WHEN the economic downturn hit us so suddenly 10 years ago, the construction industry was decimated in almost one fell swoop. Building workers who had been making great money – and spending it too with gleeful abandon – were faced with bleak prospects and it was a case of either going on the dole, or emigrating if you were young and able enough to do so.
As a result, Ireland lost a generation of building workers, many of whom made good lives for themselves abroad, some putting down roots in other countries. One in every two workers who lost their jobs in Ireland between 2007 and 2012 had previously been employed in construction.
During the boom years, Irish construction workers were heavily augmented by hard-working immigrants from eastern European countries such as Poland, Latvia and Lithuania, most of whom left Ireland when the building work dried up and subsequently returned to their own countries, which are beginning to feel and enjoy the benefits of EU membership, to settle down there.
The biggest deficit caused by the collapse of the construction industry was in the availability of skilled labour, exacerbated by the discontinuation of many apprenticeship schemes during the economic downturn. In recent years, the Department of Education and Skills has been re-introducing these badly-needed apprenticeship schemes which will go some way towards addressing that deficit.

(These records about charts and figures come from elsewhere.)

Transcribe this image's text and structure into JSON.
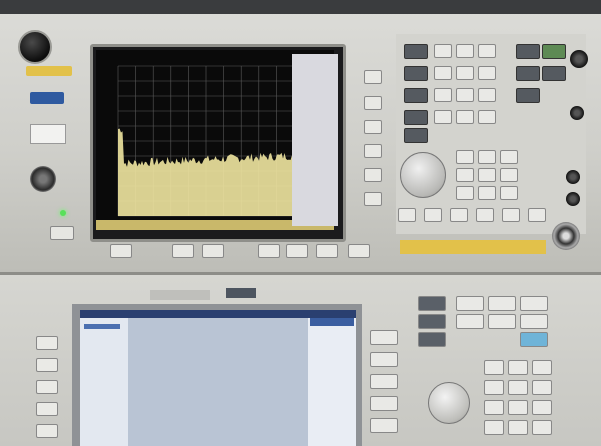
{
  "scene": {
    "colors": {
      "trace": "#f0e6a0",
      "grid": "#5a5a5a",
      "screen_bg": "#0a0a0a",
      "led": "#58e05a",
      "warning": "#e2c14a",
      "bottom_screen": "#b9c4d4"
    },
    "icons": [
      "power-knob",
      "rotary-knob",
      "rf-connector",
      "status-led"
    ]
  }
}
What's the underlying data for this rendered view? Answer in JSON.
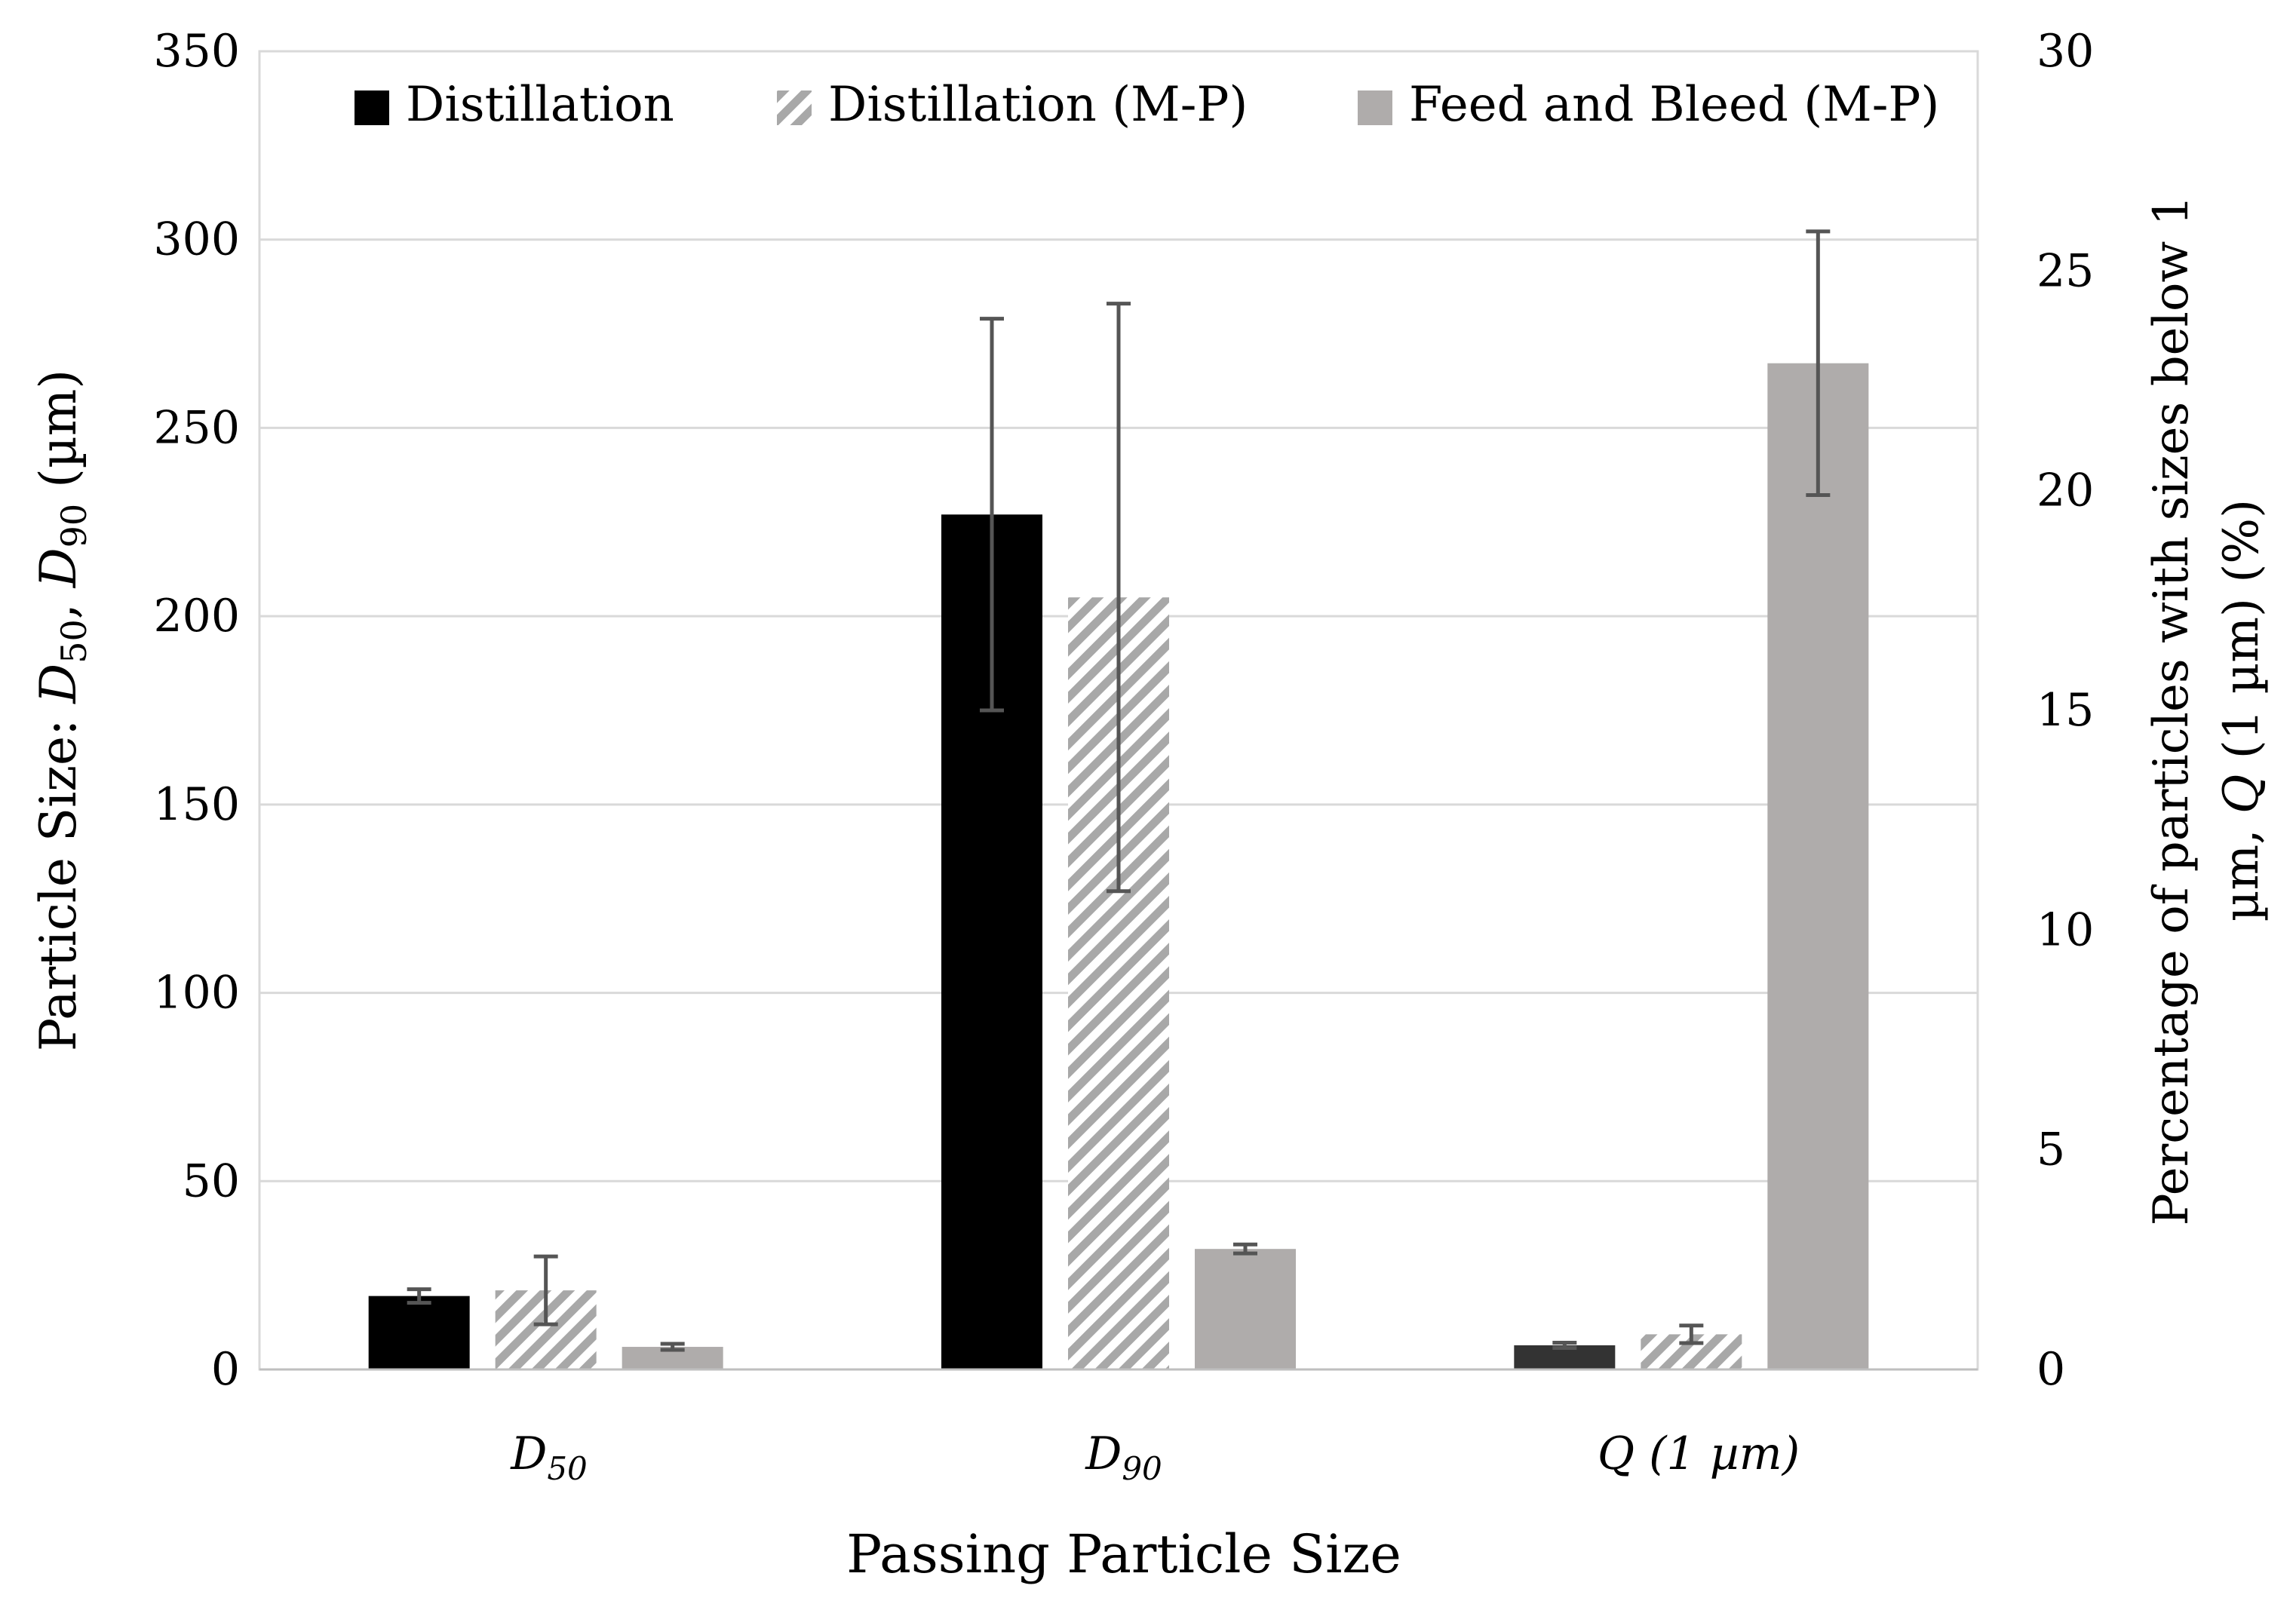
{
  "chart_data": {
    "type": "bar",
    "categories": [
      "D50",
      "D90",
      "Q (1 µm)"
    ],
    "category_labels": [
      {
        "main": "D",
        "sub": "50"
      },
      {
        "main": "D",
        "sub": "90"
      },
      {
        "main": "Q (1 µm)",
        "sub": ""
      }
    ],
    "xlabel": "Passing Particle Size",
    "ylabel": {
      "prefix": "Particle Size: ",
      "d1": "D",
      "s1": "50",
      "sep": ", ",
      "d2": "D",
      "s2": "90",
      "unit": " (µm)"
    },
    "y2label": {
      "line1": "Percentage of particles with sizes below 1",
      "line2_pre": "µm, ",
      "line2_var": "Q",
      "line2_post": " (1 µm) (%)"
    },
    "ylim": [
      0,
      350
    ],
    "y2lim": [
      0,
      30
    ],
    "yticks": [
      0,
      50,
      100,
      150,
      200,
      250,
      300,
      350
    ],
    "y2ticks": [
      0,
      5,
      10,
      15,
      20,
      25,
      30
    ],
    "grid": true,
    "legend": "top",
    "series": [
      {
        "name": "Distillation",
        "pattern": "solid-black",
        "color": "#000000",
        "values": [
          19.5,
          227,
          0.55
        ],
        "errors": [
          1.8,
          52,
          0.06
        ],
        "axis": [
          "left",
          "left",
          "right"
        ]
      },
      {
        "name": "Distillation (M-P)",
        "pattern": "hatched-grey",
        "color": "#a8a8a8",
        "values": [
          21,
          205,
          0.8
        ],
        "errors": [
          9,
          78,
          0.2
        ],
        "axis": [
          "left",
          "left",
          "right"
        ]
      },
      {
        "name": "Feed and Bleed (M-P)",
        "pattern": "solid-grey",
        "color": "#afacab",
        "values": [
          6,
          32,
          22.9
        ],
        "errors": [
          0.8,
          1.2,
          3.0
        ],
        "axis": [
          "left",
          "left",
          "right"
        ]
      }
    ]
  }
}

Employment in the construction sector last year was 46% lower than it was in 2007, despite the fact that over 50,000 jobs have been created in the construction industry since the lowest point of the recession in 2013, regaining less than a third of all the jobs lost during the crisis. With the demand for more new housing and the government’s big plans for infrastructural work in the Project Ireland 2040 capital expenditure programme, the construction industry must attract in a lot more talent to be able to deliver.
It is estimated that the sector needs to attract over 112,000 workers into the industry up to 2020 to ensure that Ireland can deliver on its housing and infrastructure targets. This is quite a tall order and it is difficult to envisage how they are going to manage it.
As well as the apprenticeship schemes, the Construction Industry Federation (CIF) wants school career guidance counsellors to extol the benefits of a career in construction, encourage people who left the industry to return to it and to tap into the Diaspora to encourage workers with the necessary skills to return home. All easier said than done.